Previous studies have also examined whether there is an advantage to frontal or parietal drain placement. Two small retrospective studies of patients undergoing BHC reported lower recurrence rate when the drain tip is placed in the frontal position within the subdural space.[15,16] Our results suggest that it does not matter through which burr hole a drain is placed in terms of recurrence and functional outcome, although we observed a higher risk of new neurological deficit when the drain was placed via the frontal burr hole. It is difficult to ascertain the clinical significance of this finding because of the small number of events reported and the reporting of neurological deficit was not part of our primary outcome, therefore defined broadly and may be subjected to reporting bias. We are also unable to comment upon drain direction and ultimate tip position. Several small retrospective studies demonstrated no impact of the position of the intracranial subdural drain on recurrence rates.[17-19]

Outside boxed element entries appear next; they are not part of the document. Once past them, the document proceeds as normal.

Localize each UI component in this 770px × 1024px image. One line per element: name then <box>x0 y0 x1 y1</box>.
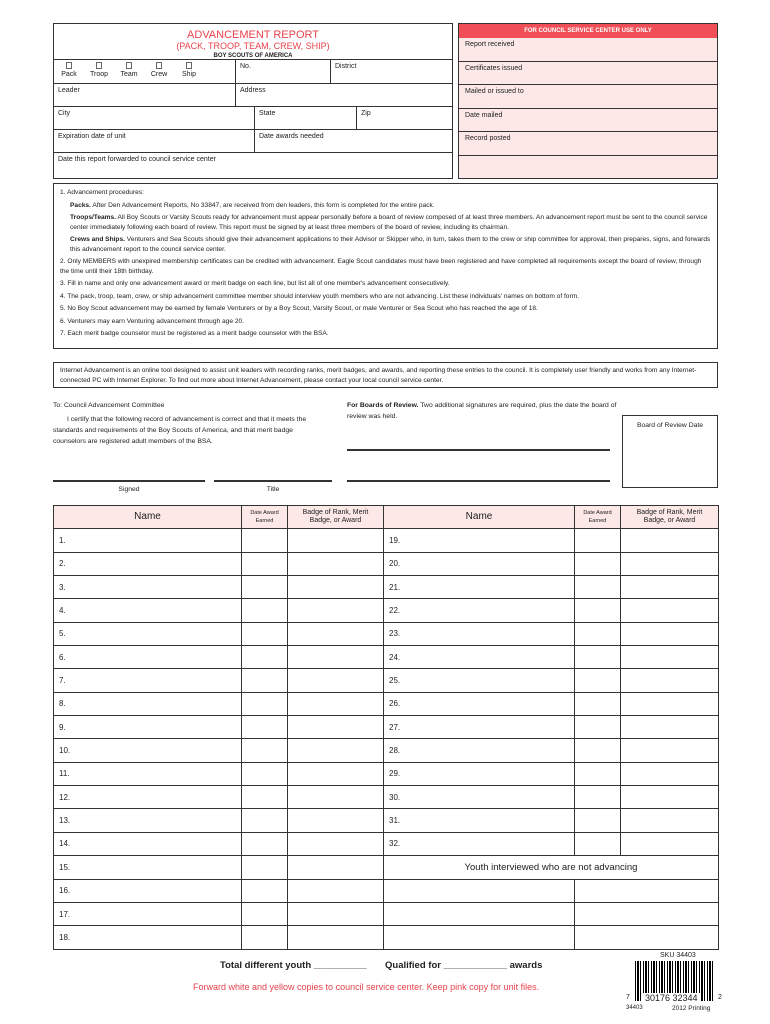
leader-field[interactable]: Leader <box>54 84 236 107</box>
date-cell[interactable] <box>575 832 621 855</box>
date-cell[interactable] <box>242 599 288 622</box>
table-row <box>54 552 719 575</box>
date-cell[interactable] <box>242 879 288 902</box>
title-label: Title <box>266 486 280 493</box>
procedure-crews: Crews and Ships. Venturers and Sea Scouts should give their advancement applications to their Advisor or Skipper who, in turn, takes them to the crew or ship committee for approval, then prepares, signs, and forwards this advancement report to the council service center. <box>70 236 711 253</box>
name-cell[interactable]: 27. <box>384 716 575 739</box>
date-cell[interactable] <box>575 786 621 809</box>
forward-copies-note: Forward white and yellow copies to council service center. Keep pink copy for unit files. <box>193 982 540 992</box>
date-cell[interactable] <box>242 576 288 599</box>
date-cell[interactable] <box>575 739 621 762</box>
table-row <box>54 576 719 599</box>
name-cell[interactable]: 4. <box>54 599 242 622</box>
badge-cell[interactable] <box>621 716 719 739</box>
printing-year: 2012 Printing <box>672 1005 711 1012</box>
name-cell[interactable]: 1. <box>54 529 242 552</box>
date-cell[interactable] <box>575 692 621 715</box>
checkbox-crew[interactable]: Crew <box>144 62 174 78</box>
name-cell[interactable]: 12. <box>54 786 242 809</box>
table-row <box>54 879 719 902</box>
badge-cell[interactable] <box>621 762 719 785</box>
checkbox-ship[interactable]: Ship <box>174 62 204 78</box>
report-subtitle: (PACK, TROOP, TEAM, CREW, SHIP) <box>176 41 330 51</box>
name-cell[interactable]: 7. <box>54 669 242 692</box>
badge-cell[interactable] <box>288 832 384 855</box>
checkbox-troop[interactable]: Troop <box>84 62 114 78</box>
table-row <box>54 529 719 552</box>
name-cell[interactable]: 23. <box>384 622 575 645</box>
badge-cell[interactable] <box>621 576 719 599</box>
city-field[interactable]: City <box>54 107 255 130</box>
table-row <box>54 856 719 879</box>
name-cell[interactable]: 31. <box>384 809 575 832</box>
procedure-2: 2. Only MEMBERS with unexpired membership certificates can be credited with advancement. Eagle Scout candidates must have been registered and have completed all requirements except the board of review, through the time until their 18th birthday. <box>60 258 702 275</box>
unit-type-group <box>54 60 236 84</box>
name-cell[interactable]: 19. <box>384 529 575 552</box>
name-cell[interactable]: 17. <box>54 902 242 925</box>
procedure-troops: Troops/Teams. All Boy Scouts or Varsity Scouts ready for advancement must appear personally before a board of review composed of at least three members. An advancement report must be sent to the council service center immediately following each board of review. This report must be signed by at least three members of the board of review, including its chairman. <box>70 214 708 231</box>
badge-cell[interactable] <box>288 692 384 715</box>
youth-not-advancing-cell[interactable] <box>575 902 719 925</box>
procedure-7: 7. Each merit badge counselor must be registered as a merit badge counselor with the BSA. <box>60 330 329 337</box>
date-forwarded-field[interactable]: Date this report forwarded to council service center <box>58 156 216 163</box>
advancement-table <box>53 505 719 950</box>
report-title: ADVANCEMENT REPORT <box>186 29 320 41</box>
procedure-packs: Packs. After Den Advancement Reports, No 33847, are received from den leaders, this form is completed for the entire pack. <box>70 201 435 209</box>
expiration-date-field[interactable]: Expiration date of unit <box>54 130 255 153</box>
date-cell[interactable] <box>242 692 288 715</box>
date-cell[interactable] <box>242 786 288 809</box>
name-cell[interactable]: 25. <box>384 669 575 692</box>
badge-cell[interactable] <box>288 902 384 925</box>
badge-cell[interactable] <box>288 762 384 785</box>
certification-text: I certify that the following record of advancement is correct and that it meets the standards and requirements of the Boy Scouts of America, and that merit badge counselors are registered adult members of the BSA. <box>53 416 307 445</box>
badge-cell[interactable] <box>621 646 719 669</box>
badge-cell[interactable] <box>288 646 384 669</box>
table-header-row <box>54 506 719 529</box>
name-header-2: Name <box>384 506 575 529</box>
badge-cell[interactable] <box>288 739 384 762</box>
badge-cell[interactable] <box>288 669 384 692</box>
name-cell[interactable]: 21. <box>384 576 575 599</box>
date-cell[interactable] <box>242 809 288 832</box>
name-cell[interactable]: 28. <box>384 739 575 762</box>
council-use-section <box>458 23 718 179</box>
badge-cell[interactable] <box>621 832 719 855</box>
youth-not-advancing-header: Youth interviewed who are not advancing <box>384 856 719 879</box>
date-cell[interactable] <box>575 716 621 739</box>
name-cell[interactable]: 22. <box>384 599 575 622</box>
youth-not-advancing-cell[interactable] <box>575 926 719 949</box>
badge-header-2: Badge of Rank, Merit Badge, or Award <box>621 506 719 529</box>
badge-cell[interactable] <box>621 809 719 832</box>
date-awards-needed-field[interactable]: Date awards needed <box>255 130 452 153</box>
barcode-left-digit: 7 <box>626 994 630 1001</box>
name-cell[interactable]: 9. <box>54 716 242 739</box>
council-blank-field[interactable] <box>459 156 717 180</box>
name-cell[interactable]: 3. <box>54 576 242 599</box>
table-row <box>54 692 719 715</box>
checkbox-pack[interactable]: Pack <box>54 62 84 78</box>
barcode-number: 30176 32344 <box>645 993 698 1003</box>
table-row <box>54 786 719 809</box>
org-name: BOY SCOUTS OF AMERICA <box>213 53 293 59</box>
date-cell[interactable] <box>575 599 621 622</box>
sku-label: SKU 34403 <box>660 952 696 959</box>
date-cell[interactable] <box>242 739 288 762</box>
total-youth-field[interactable]: Total different youth __________ <box>220 960 367 971</box>
date-cell[interactable] <box>242 902 288 925</box>
table-row <box>54 646 719 669</box>
name-header: Name <box>54 506 242 529</box>
badge-cell[interactable] <box>621 786 719 809</box>
badge-cell[interactable] <box>288 809 384 832</box>
title-line[interactable] <box>214 480 332 482</box>
date-header-2: Date Award Earned <box>575 506 621 529</box>
badge-cell[interactable] <box>288 786 384 809</box>
name-cell[interactable]: 26. <box>384 692 575 715</box>
zip-field[interactable]: Zip <box>357 107 452 130</box>
date-cell[interactable] <box>242 529 288 552</box>
council-use-header: FOR COUNCIL SERVICE CENTER USE ONLY <box>459 24 717 38</box>
record-posted-field[interactable]: Record posted <box>459 132 717 156</box>
name-cell[interactable]: 10. <box>54 739 242 762</box>
badge-cell[interactable] <box>288 599 384 622</box>
unit-info-section <box>53 23 453 179</box>
report-received-field[interactable]: Report received <box>459 38 717 62</box>
badge-cell[interactable] <box>288 576 384 599</box>
name-cell[interactable]: 8. <box>54 692 242 715</box>
name-cell[interactable]: 20. <box>384 552 575 575</box>
badge-cell[interactable] <box>288 529 384 552</box>
youth-not-advancing-cell[interactable] <box>384 926 575 949</box>
procedures-section <box>53 183 718 349</box>
youth-not-advancing-cell[interactable] <box>384 902 575 925</box>
name-cell[interactable]: 6. <box>54 646 242 669</box>
name-cell[interactable]: 29. <box>384 762 575 785</box>
table-row <box>54 809 719 832</box>
procedure-1: 1. Advancement procedures: <box>60 189 144 196</box>
badge-cell[interactable] <box>621 599 719 622</box>
internet-advancement-note: Internet Advancement is an online tool designed to assist unit leaders with recording ranks, merit badges, and awards, and reporting these entries to the council. It is completely user friendly and works from any Internet-connected PC with Internet Explorer. To find out more about Internet Advancement, please contact your local council service center. <box>53 362 718 388</box>
procedure-5: 5. No Boy Scout advancement may be earned by female Venturers or by a Boy Scout, Varsity Scout, or male Venturer or Sea Scout who has reached the age of 18. <box>60 305 538 312</box>
procedure-4: 4. The pack, troop, team, crew, or ship advancement committee member should interview youth members who are not advancing. List these individuals' names on bottom of form. <box>60 292 579 300</box>
table-row <box>54 669 719 692</box>
name-cell[interactable]: 13. <box>54 809 242 832</box>
table-row <box>54 832 719 855</box>
badge-cell[interactable] <box>621 622 719 645</box>
date-cell[interactable] <box>242 552 288 575</box>
name-cell[interactable]: 2. <box>54 552 242 575</box>
board-review-note: For Boards of Review. Two additional signatures are required, plus the date the board of review was held. <box>347 402 617 420</box>
board-signature-line-1[interactable] <box>347 449 610 451</box>
date-cell[interactable] <box>575 529 621 552</box>
name-cell[interactable]: 30. <box>384 786 575 809</box>
date-cell[interactable] <box>575 646 621 669</box>
badge-cell[interactable] <box>621 692 719 715</box>
name-cell[interactable]: 14. <box>54 832 242 855</box>
mailed-issued-to-field[interactable]: Mailed or issued to <box>459 85 717 109</box>
date-cell[interactable] <box>575 622 621 645</box>
name-cell[interactable]: 32. <box>384 832 575 855</box>
table-row <box>54 716 719 739</box>
date-cell[interactable] <box>242 856 288 879</box>
badge-cell[interactable] <box>621 669 719 692</box>
board-signature-line-2[interactable] <box>347 480 610 482</box>
signed-line[interactable] <box>53 480 205 482</box>
table-row <box>54 902 719 925</box>
name-cell[interactable]: 15. <box>54 856 242 879</box>
badge-cell[interactable] <box>288 856 384 879</box>
form-code: 34403 <box>626 1005 643 1011</box>
date-cell[interactable] <box>242 762 288 785</box>
badge-cell[interactable] <box>288 879 384 902</box>
table-row <box>54 926 719 949</box>
name-cell[interactable]: 11. <box>54 762 242 785</box>
date-header: Date Award Earned <box>242 506 288 529</box>
date-cell[interactable] <box>242 622 288 645</box>
qualified-awards-field[interactable]: Qualified for ____________ awards <box>385 960 543 971</box>
unit-number-field[interactable]: No. <box>236 60 331 84</box>
date-cell[interactable] <box>575 552 621 575</box>
certification-to: To: Council Advancement Committee <box>53 402 165 409</box>
date-cell[interactable] <box>575 762 621 785</box>
name-cell[interactable]: 16. <box>54 879 242 902</box>
date-cell[interactable] <box>575 809 621 832</box>
badge-cell[interactable] <box>288 552 384 575</box>
badge-cell[interactable] <box>621 739 719 762</box>
name-cell[interactable]: 24. <box>384 646 575 669</box>
date-cell[interactable] <box>575 576 621 599</box>
badge-cell[interactable] <box>288 926 384 949</box>
badge-cell[interactable] <box>621 529 719 552</box>
youth-not-advancing-cell[interactable] <box>575 879 719 902</box>
table-row <box>54 762 719 785</box>
signed-label: Signed <box>118 486 140 493</box>
badge-cell[interactable] <box>621 552 719 575</box>
procedure-6: 6. Venturers may earn Venturing advancement through age 20. <box>60 317 245 325</box>
date-cell[interactable] <box>242 669 288 692</box>
date-cell[interactable] <box>242 716 288 739</box>
barcode-right-digit: 2 <box>718 994 722 1001</box>
report-title-block <box>54 24 452 60</box>
badge-header: Badge of Rank, Merit Badge, or Award <box>288 506 384 529</box>
date-cell[interactable] <box>242 646 288 669</box>
address-field[interactable]: Address <box>236 84 452 107</box>
date-cell[interactable] <box>242 832 288 855</box>
table-row <box>54 739 719 762</box>
badge-cell[interactable] <box>288 622 384 645</box>
certificates-issued-field[interactable]: Certificates issued <box>459 62 717 86</box>
name-cell[interactable]: 18. <box>54 926 242 949</box>
youth-not-advancing-cell[interactable] <box>384 879 575 902</box>
badge-cell[interactable] <box>288 716 384 739</box>
district-field[interactable]: District <box>331 60 452 84</box>
procedure-3: 3. Fill in name and only one advancement award or merit badge on each line, but list all of one member's advancement consecutively. <box>60 280 450 287</box>
date-mailed-field[interactable]: Date mailed <box>459 109 717 133</box>
table-row <box>54 622 719 645</box>
table-row <box>54 599 719 622</box>
state-field[interactable]: State <box>255 107 357 130</box>
checkbox-team[interactable]: Team <box>114 62 144 78</box>
date-cell[interactable] <box>242 926 288 949</box>
board-review-date-box[interactable]: Board of Review Date <box>622 415 718 488</box>
name-cell[interactable]: 5. <box>54 622 242 645</box>
date-cell[interactable] <box>575 669 621 692</box>
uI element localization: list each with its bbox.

We observed no apparent advantage to drainage for more than 24 h and prompt drain removal may facilitate early mobilization, which, in turn, could reduce morbidity and improve functional outcomes. Previous studies examining the impact of duration of postoperative drainage on CSDH recurrence and functional outcomes are contradictory. Kale et al[20] retrospectively compared recurrence rates after BHC in those drained for 2 to 4 d vs 5 to 7 d. They reported a significantly lower recurrence rate in the 5 to 7 d group (3.3% vs 15.6%), although the difference in actual reoperation rate between groups was much less stark (5% vs 2%). Yu et al[21] reported significantly different recurrence rates in their retrospective series of 97 patients undergoing BHC (16.3% for patients drained <3 d vs 1.3% in those drained ≥3d), although presenting GCS scores were not recorded and may have differed between 2 groups. A randomized controlled trial comparing 48 h vs 96 h of postoperative drainage after twist-drill craniostomy (TDC) demonstrated no difference in recurrence rates, but increased mortality and complications and in the 96 h group.[22] Sindou et al[23] also performed a small randomized study comparing the same drainage durations in TDC and reported similar results. Jeong Si et al[16] found no difference in recurrence rate when comparing <2 d and ≥2 d in BHC. Given the size and design of these studies, it is difficult to ignore the findings of the high-quality drain study from Santarius and colleagues[1] that utilized a 48 h drainage period.[8] The question of drain duration merits further study.

CONCLUSION

Recurrence rate and functional outcome after drainage of primary CSDH by BHC does not appear to be affected by drain location, position, or duration of drainage. Choice of drain position and duration will be guided by surgeon preference and intraoperative findings, but variation in practice may not influence outcomes. Well-designed and adequately powered randomized controlled trials will help interrogate questions of drain position, location, and duration further.

Disclosures

Dr Hutchinson is supported by a Research Professorship from the National Institute for Health Research (NIHR), the NIHR Cambridge Biomedical Research Centre, a European Union Seventh Framework Program grant (CENTER-TBI; grant no. 602 150), and the Royal College of Surgeons of England. Dr Kolias is supported by a Clinical Lectureship, School of Clinical Medicine, and University of Cambridge. The authors have no personal, financial, or institutional interest in any of the drugs, materials, or devices described in this article.